If you’re on a weight loss journey, you might be scaling back on how much you eat and the types of foods you eat, as well as increasing your daily activity through exercise. And while that’s typically a good thing, you can overdo it and start to lose weight too rapidly, which can actually lead to adverse consequences for your health.
What might too much weight loss in a period of time look like?
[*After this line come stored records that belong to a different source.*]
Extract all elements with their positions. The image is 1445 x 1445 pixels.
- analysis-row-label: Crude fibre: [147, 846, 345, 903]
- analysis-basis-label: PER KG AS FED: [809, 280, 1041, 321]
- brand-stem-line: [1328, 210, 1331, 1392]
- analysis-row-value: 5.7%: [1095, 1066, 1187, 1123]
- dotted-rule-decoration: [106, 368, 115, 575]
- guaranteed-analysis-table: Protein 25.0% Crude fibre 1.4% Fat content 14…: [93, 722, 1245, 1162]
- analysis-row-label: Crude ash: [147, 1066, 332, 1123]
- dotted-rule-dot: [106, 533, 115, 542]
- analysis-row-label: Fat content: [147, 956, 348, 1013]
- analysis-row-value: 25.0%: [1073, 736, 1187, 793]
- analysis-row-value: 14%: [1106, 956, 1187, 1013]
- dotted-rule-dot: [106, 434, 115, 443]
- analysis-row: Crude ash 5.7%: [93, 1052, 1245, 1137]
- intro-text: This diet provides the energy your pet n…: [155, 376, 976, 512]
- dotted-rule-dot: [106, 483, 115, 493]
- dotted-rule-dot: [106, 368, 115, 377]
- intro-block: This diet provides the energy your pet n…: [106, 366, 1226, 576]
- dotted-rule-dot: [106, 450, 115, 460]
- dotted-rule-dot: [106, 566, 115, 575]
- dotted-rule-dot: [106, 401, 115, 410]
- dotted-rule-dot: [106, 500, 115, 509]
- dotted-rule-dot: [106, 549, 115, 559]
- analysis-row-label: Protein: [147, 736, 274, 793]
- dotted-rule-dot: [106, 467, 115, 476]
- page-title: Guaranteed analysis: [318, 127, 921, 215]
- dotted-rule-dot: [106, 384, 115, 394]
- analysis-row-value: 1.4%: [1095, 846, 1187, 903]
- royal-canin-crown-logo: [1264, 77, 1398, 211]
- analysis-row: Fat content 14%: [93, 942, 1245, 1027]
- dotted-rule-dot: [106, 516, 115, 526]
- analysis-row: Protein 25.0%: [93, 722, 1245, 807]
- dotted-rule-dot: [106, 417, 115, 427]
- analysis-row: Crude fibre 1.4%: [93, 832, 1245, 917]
Despite what certain diet programs advise, it’s never recommended to consistently lose more than two pounds per week, according to Kelly Jones, MS, RD, CSSD, LDN.
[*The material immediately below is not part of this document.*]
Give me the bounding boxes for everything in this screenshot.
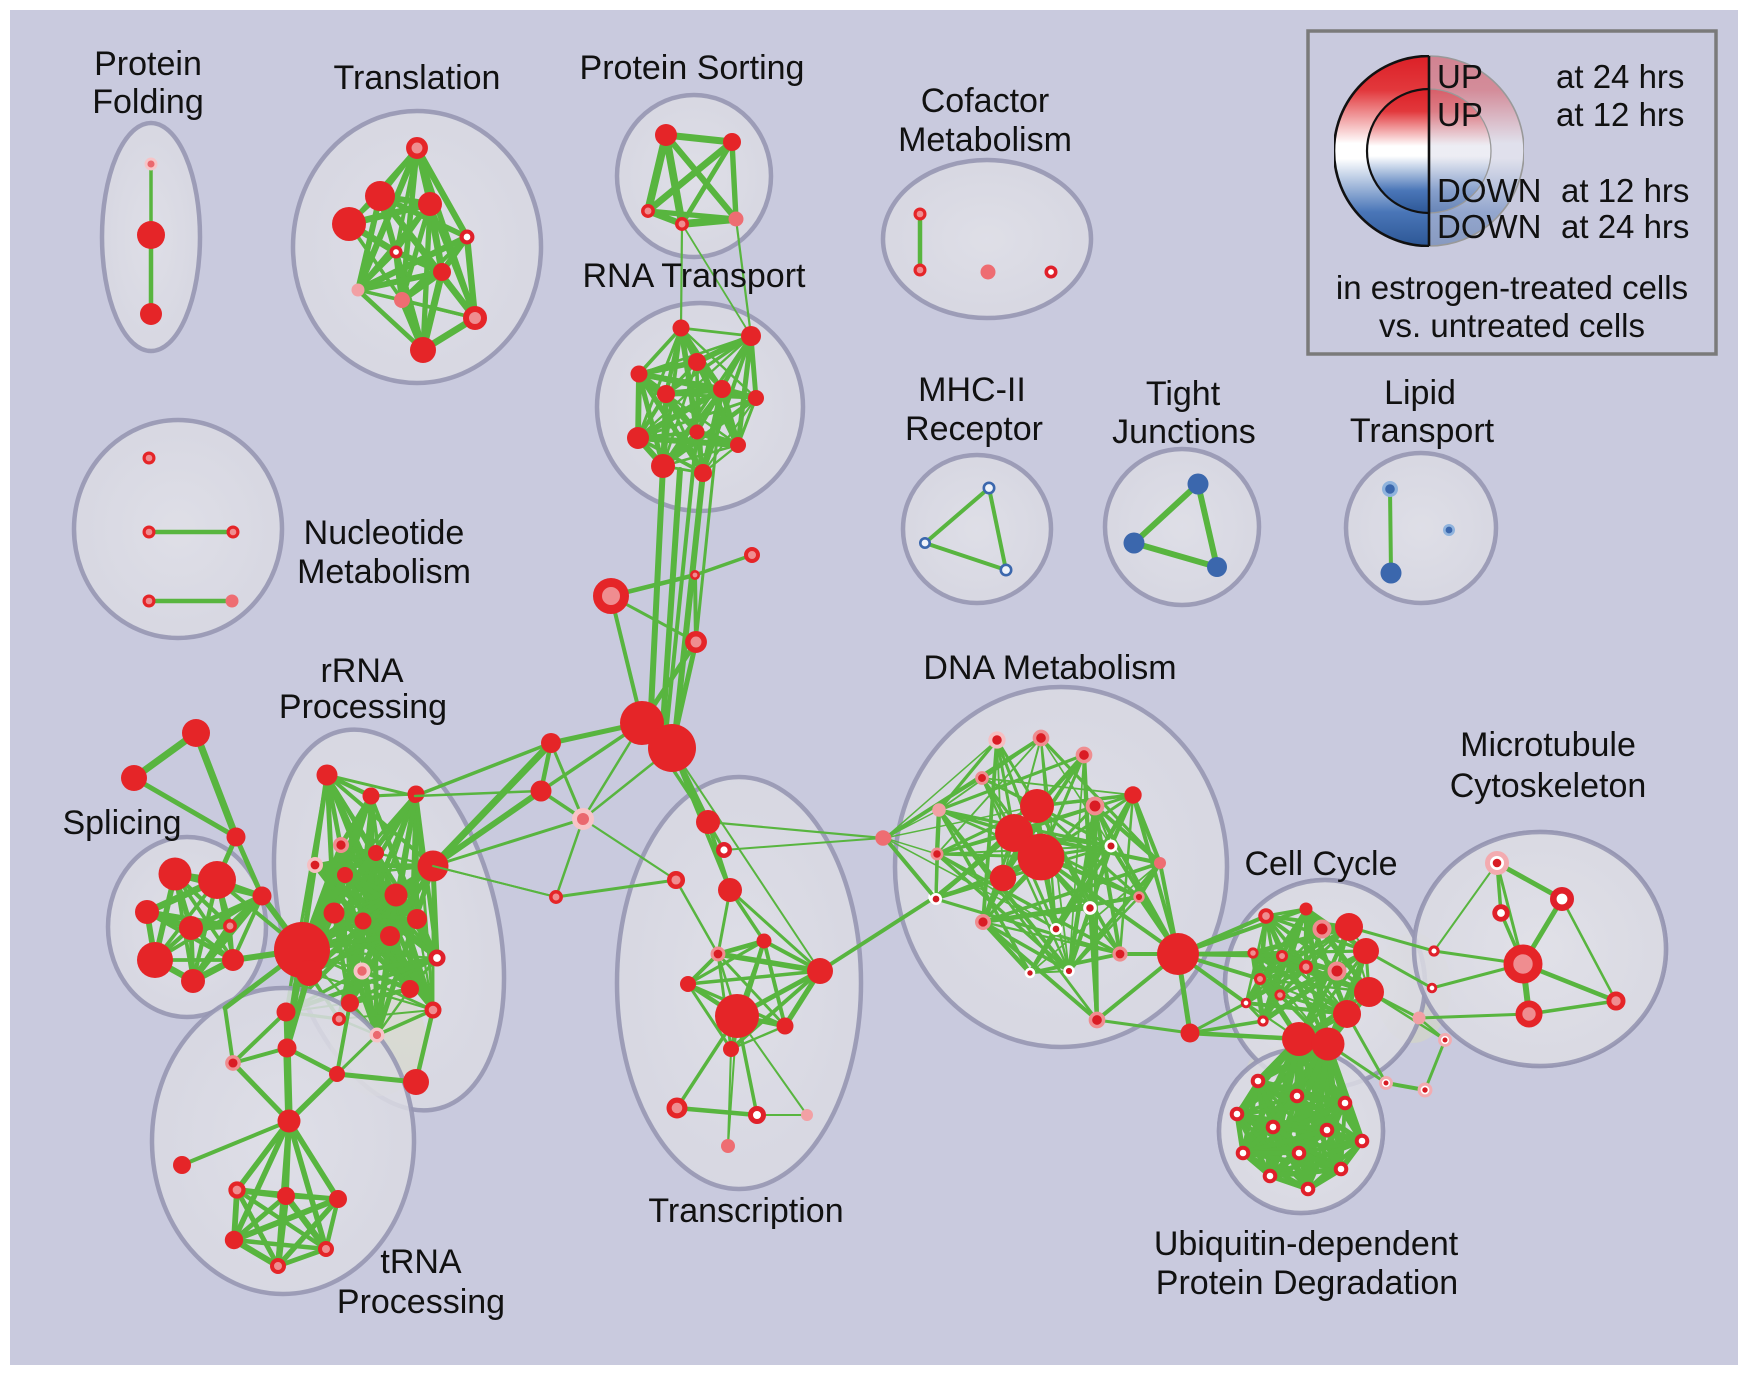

“And when it comes to that amount, it isn’t recommended in those with high levels of activity,” Jones said. “Rapid weight loss can lead to muscle loss, not just fat [loss], as well as chronic dehydration, poor immune system function, and even a slowing of baseline metabolism."
So, it’s better to be patient with results and think, “Slow and steady wins the race,” rather than rush movement on the scale.
Beyond just looking at a number on the scale each week, look for these red flags, and speak to a dietitian, physician, and trainer if you need some guidance in finding a healthy program that will work best for you.
Signs Your Weight Loss Journey Has Gone Too Far
1. You Are Moody
“Low energy availability — or not eating enough to support training and basic body functions — means your body may not prioritize creation of important hormones, including those that regulate your mood,” Jones said.
On top of that, if your diet is too restrictive for your activity level, you may also not support your gut bacteria, which can influence mood and wellbeing.
“Low blood sugar itself, and the body feeling stressed out from quick weight loss, leads to excess release of cortisol and epinephrine, which are stress and anxiety hormones,” Jones said.
“Instead of doing a fad or crash diet that promises fast weight loss, start with small changes in portion sizes, reducing added sugars, and swapping out high-calorie foods in a way you can maintain,” says Lauren Harris-Pincus, MS, RDN, author of The Protein-Packed Breakfast Club.
2. You're Losing Hair
When engaging in both a training program and a calorie deficit, your body will begin using protein for energy.
“While muscle can become an energy source for a deprived body, unnecessary body proteins — such as your hair — may be compromised too,” Jones said. "As a sports dietitian, I’ve often seen triathletes, runners, and those participating in fitness or physique competitions complain of excessive hair loss, or at least brittle hair, dry skin, and brittle nails."
The fix? Add in protein.
“Make sure to consume enough protein spread evenly throughout the day, and do strength training activities a few times per week,” Harris-Pincus said.
Related: 3 Protein Myths to Stop Believing
3. You Can't Keep Up During Training Sessions
An inability to maintain a high level of intensity or a need to call training sessions short indicates you aren’t eating enough to keep fuel stored in your muscles.
“Glycogen, the storage form of carbs in your muscles, is the quickest and most efficient energy source for exercising muscles during high-intensity activities,” Jones said. “Feeling low-energy or hitting a wall during workouts while also losing weight indicates you aren’t eating enough to support your training or your body’s fuel needs outside of training."
4. Your Post-Workout Soreness Is Drastic or Lingers Too Long
“You may make it through workouts relying on caffeine or small doses of carbs before and during, but if your overall daily calorie intake is too low while losing weight, you’re likely to be using muscle as an energy source,” Jones said.
And this means you’re not able to use protein for muscle recovery and repair post-training.
“Poor recovery and excessive fatigue indicate you need to eat more total calories, even if your protein intake is high,” she said.
So, add in some extra calories to support your recovery plan.
“Eat a meal or snack containing around 20 grams of protein within 30 to 60 minutes of a strenuous workout to support muscle growth and repair,” Harris-Pincus said.
5. You're Constipated
Less food volume means less waste to bulk up your poop. If you drastically cut the amount of food you eat, you probably won’t be able to poop as easily.
“Make sure to eat lots of lower-calorie, fiber-rich plant foods such as non-starchy veggies, fruit, and beans, and drink lots of water to keep things moving,” Harris-Pincus said.